PEEPLES: Bill Davis is a retired police officer from up the road in Huntsville.
(SOUNDBITE OF ARCHIVED RECORDING)
DAVIS: But we're sworn to serve and protect. Instead, now we have to serve and survive. I know that these times we do make mistakes. Officers are human. We can make mistakes. We do make mistakes.
PEEPLES: And when officers make mistakes, their critics have the luxury of hindsight, says Jefferson County Sheriff Deputy David Crews.
(SOUNDBITE OF ARCHIVED RECORDING)
DAVID CREWS: Many people love to be Monday morning quarterbacks and judge what we do during a use of force encounter. We have a job that requires us to make split-second decisions sometimes concerning life and death.
PEEPLES: They are not decisions police officers want to make, says Birmingham Police Officer Ed Watkins, a 27-year veteran of the New York Police Department.

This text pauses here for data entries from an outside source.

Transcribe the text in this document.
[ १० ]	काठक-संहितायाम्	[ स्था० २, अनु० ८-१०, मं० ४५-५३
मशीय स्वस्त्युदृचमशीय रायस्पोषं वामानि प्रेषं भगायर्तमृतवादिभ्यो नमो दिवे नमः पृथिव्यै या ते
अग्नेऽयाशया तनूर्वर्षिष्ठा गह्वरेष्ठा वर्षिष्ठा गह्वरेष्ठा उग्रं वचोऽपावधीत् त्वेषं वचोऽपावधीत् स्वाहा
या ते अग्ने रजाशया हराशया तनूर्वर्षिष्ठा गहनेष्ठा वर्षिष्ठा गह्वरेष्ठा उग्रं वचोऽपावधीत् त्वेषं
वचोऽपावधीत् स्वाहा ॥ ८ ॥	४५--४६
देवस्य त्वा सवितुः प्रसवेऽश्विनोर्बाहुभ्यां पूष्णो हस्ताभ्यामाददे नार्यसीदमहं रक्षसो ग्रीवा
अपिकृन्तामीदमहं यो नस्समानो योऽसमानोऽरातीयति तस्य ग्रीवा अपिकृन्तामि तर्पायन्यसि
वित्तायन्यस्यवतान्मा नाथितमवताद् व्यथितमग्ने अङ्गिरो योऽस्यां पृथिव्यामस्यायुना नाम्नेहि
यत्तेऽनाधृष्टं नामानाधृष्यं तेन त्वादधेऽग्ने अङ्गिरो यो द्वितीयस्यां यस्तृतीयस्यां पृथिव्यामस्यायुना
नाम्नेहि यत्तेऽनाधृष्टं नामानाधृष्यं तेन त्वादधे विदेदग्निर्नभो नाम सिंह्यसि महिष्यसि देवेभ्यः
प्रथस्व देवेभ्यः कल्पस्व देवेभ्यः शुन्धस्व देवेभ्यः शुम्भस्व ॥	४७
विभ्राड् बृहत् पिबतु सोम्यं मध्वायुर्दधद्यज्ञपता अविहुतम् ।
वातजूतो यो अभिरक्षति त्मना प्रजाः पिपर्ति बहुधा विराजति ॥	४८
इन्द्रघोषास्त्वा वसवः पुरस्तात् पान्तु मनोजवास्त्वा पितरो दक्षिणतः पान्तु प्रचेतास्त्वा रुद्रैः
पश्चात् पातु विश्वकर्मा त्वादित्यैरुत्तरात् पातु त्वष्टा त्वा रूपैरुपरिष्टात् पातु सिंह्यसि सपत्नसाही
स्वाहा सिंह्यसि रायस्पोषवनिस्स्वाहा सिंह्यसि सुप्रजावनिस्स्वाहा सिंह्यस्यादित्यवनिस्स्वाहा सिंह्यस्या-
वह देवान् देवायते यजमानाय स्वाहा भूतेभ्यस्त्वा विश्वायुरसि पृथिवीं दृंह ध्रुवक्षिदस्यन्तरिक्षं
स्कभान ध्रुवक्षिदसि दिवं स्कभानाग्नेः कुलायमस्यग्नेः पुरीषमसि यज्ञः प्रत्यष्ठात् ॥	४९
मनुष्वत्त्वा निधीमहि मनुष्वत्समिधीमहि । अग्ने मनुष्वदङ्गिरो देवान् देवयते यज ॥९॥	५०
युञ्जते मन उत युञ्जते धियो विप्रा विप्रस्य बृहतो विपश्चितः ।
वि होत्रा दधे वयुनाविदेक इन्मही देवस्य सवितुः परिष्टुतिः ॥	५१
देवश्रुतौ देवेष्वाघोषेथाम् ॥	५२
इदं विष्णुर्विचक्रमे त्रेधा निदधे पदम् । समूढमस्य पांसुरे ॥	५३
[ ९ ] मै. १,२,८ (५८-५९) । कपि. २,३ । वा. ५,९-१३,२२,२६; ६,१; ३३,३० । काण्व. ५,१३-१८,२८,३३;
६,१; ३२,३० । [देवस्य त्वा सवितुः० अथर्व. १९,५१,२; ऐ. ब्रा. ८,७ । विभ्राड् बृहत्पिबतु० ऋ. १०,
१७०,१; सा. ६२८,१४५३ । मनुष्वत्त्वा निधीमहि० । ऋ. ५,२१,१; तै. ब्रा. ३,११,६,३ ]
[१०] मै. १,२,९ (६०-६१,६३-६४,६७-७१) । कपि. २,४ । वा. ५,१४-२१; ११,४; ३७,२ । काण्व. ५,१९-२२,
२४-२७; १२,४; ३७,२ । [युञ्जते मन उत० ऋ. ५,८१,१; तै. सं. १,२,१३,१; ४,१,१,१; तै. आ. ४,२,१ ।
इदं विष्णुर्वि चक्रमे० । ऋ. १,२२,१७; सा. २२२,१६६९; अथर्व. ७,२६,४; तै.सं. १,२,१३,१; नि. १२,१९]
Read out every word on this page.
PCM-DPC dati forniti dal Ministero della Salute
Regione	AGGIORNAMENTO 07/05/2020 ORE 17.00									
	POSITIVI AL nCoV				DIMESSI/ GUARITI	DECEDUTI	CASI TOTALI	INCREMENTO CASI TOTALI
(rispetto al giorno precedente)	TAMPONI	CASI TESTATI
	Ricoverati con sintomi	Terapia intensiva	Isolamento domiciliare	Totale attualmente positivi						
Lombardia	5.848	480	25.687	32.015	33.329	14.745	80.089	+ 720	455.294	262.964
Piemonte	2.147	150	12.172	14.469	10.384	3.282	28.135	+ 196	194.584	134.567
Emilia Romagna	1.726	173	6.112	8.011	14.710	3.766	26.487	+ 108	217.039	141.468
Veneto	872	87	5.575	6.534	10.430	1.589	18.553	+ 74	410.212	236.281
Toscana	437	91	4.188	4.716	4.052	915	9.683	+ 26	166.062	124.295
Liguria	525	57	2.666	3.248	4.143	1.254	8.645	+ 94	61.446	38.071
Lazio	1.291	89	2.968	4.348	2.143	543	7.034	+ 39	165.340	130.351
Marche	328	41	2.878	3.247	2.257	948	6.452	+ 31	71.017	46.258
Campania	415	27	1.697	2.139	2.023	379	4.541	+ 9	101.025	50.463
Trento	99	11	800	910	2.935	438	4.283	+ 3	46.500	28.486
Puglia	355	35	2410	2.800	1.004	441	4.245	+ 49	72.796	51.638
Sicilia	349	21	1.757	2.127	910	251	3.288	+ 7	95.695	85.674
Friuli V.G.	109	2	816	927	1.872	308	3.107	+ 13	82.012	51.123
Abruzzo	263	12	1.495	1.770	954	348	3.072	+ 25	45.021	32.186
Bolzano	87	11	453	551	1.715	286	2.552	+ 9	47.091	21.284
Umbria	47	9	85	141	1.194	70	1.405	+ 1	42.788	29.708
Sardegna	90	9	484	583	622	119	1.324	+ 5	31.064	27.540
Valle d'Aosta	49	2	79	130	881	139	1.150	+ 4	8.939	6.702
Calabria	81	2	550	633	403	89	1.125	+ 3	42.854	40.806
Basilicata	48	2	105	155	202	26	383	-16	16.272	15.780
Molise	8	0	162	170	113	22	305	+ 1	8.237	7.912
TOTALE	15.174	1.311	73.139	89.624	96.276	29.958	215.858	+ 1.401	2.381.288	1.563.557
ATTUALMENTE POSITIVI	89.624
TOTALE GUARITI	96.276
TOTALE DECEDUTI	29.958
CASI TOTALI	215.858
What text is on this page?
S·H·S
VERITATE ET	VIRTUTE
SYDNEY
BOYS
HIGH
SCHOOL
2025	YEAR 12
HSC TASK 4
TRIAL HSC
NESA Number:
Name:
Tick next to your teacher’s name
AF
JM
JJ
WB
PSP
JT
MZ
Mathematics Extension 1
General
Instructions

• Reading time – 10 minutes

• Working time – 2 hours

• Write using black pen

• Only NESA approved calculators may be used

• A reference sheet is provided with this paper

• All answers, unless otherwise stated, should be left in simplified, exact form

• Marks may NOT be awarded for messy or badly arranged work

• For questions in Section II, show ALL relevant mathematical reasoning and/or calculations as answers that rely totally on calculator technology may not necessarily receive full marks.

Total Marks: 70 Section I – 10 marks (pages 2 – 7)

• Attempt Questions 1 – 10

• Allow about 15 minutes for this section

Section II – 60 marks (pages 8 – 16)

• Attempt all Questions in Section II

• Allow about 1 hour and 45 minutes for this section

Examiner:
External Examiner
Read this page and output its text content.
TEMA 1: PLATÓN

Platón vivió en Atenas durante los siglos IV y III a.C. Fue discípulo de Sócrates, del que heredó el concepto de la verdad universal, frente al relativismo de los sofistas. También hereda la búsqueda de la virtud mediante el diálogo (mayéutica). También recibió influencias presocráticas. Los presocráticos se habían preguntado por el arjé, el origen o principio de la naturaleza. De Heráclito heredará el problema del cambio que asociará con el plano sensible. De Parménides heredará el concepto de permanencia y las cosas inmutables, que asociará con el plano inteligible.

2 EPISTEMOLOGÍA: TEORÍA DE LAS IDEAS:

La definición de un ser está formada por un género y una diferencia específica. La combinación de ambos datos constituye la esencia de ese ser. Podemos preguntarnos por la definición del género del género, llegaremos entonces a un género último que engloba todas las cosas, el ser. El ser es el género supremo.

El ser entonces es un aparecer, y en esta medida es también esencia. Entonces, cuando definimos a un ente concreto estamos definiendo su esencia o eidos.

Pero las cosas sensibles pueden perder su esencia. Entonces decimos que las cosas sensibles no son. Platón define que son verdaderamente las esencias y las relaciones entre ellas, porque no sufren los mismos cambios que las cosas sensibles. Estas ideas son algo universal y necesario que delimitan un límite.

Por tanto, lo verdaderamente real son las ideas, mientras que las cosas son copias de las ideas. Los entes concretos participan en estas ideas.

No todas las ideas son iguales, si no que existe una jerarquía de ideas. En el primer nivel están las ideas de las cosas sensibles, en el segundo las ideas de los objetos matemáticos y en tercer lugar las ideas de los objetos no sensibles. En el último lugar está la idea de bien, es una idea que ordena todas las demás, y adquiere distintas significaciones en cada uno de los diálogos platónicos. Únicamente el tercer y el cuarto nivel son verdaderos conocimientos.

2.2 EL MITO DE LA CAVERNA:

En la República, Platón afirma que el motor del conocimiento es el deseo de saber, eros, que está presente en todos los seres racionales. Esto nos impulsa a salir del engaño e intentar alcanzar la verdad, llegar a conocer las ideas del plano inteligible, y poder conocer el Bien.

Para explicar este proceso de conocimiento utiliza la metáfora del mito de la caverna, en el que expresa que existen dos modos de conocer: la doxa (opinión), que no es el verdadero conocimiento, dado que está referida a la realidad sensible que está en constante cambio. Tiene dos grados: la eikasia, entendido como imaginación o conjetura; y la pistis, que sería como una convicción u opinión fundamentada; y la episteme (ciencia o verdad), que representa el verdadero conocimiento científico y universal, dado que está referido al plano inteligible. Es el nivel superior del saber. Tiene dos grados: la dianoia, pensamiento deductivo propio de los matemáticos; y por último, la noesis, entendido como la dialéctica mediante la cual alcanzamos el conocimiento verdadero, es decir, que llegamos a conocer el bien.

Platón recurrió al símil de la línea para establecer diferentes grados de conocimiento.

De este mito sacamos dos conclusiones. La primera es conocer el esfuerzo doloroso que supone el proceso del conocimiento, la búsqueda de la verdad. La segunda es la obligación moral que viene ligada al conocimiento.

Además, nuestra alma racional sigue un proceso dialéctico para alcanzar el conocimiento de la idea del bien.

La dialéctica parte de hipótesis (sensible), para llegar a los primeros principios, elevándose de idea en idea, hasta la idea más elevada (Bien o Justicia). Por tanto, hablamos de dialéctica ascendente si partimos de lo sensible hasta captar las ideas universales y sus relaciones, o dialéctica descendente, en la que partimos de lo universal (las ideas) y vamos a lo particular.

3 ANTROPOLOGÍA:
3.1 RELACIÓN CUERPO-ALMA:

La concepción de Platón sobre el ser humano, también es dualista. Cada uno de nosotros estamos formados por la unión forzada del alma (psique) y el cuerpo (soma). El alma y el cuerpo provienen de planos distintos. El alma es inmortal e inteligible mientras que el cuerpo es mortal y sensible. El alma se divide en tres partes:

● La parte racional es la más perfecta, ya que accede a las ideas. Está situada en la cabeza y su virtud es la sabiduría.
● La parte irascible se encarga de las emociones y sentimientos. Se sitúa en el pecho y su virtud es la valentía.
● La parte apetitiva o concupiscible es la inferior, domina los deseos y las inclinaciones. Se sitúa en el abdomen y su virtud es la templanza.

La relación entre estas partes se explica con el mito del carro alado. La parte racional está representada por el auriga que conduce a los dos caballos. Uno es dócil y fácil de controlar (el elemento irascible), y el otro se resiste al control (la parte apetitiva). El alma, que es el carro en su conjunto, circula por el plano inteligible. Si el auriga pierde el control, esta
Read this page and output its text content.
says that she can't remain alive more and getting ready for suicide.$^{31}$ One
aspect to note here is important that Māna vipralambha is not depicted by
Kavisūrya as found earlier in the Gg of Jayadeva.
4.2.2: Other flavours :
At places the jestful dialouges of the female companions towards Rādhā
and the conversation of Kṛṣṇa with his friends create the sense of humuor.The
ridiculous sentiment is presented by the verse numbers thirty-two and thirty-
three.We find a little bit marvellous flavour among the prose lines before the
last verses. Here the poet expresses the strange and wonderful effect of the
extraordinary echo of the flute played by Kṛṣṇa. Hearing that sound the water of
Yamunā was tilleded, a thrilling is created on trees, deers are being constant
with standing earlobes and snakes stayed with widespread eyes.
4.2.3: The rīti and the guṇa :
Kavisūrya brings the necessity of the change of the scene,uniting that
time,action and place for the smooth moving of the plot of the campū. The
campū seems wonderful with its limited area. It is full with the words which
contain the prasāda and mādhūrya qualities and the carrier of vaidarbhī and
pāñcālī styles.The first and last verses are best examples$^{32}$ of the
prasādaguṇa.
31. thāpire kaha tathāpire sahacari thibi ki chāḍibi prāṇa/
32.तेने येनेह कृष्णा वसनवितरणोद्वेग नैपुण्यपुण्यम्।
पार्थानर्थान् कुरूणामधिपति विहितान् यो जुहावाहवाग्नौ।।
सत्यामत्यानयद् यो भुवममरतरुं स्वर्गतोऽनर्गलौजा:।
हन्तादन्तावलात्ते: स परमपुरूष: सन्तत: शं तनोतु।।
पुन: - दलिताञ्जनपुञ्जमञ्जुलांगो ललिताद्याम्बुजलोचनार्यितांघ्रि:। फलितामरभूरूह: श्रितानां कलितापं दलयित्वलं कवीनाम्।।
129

(SOUNDBITE OF ARCHIVED RECORDING)
ED WATKINS: You know, I don't know too many police officers that leave their house on a daily basis and say I'm going to beat somebody up for no reason. I'm going to shoot somebody for no reason. I've been in three shootouts. I don't know if I got any witnesses here. I've taken three slugs to the vest when my eldest - my middle child, my son is 25 - he was 6 days old and all I could think about because I couldn't get up. I tried to get up. I couldn't. I was watching my weapon, trying to get to it as the fire continued, struggling. All I could think about was my son, my son, my son, my son.
PEEPLES: Pretty much everyone at this rally is either a current or former law enforcement officer, or related to one. Clearly, they're closing ranks. A reminder that law enforcement officers should follow their training, resist second-guessing themselves. As one former police officer put it, it's better to be tried by 12 than carried by six.
Still, young black males have a greater risk of being shot dead by police than whites, according to a recent ProPublica analysis of federally collected data. This issue has polarized people across the country and feeds the perception that a person must choose between being for Michael Brown and Eric Garner or for the police. Criticize them if you will, says Birmingham Police Department Sergeant Heath Boackle. Just remember one thing...
(SOUNDBITE OF ARCHIVED RECORDING)
BOACKLE: But when you, in the public, forget what we do while you're sleeping, and who are you going to call when you need someone?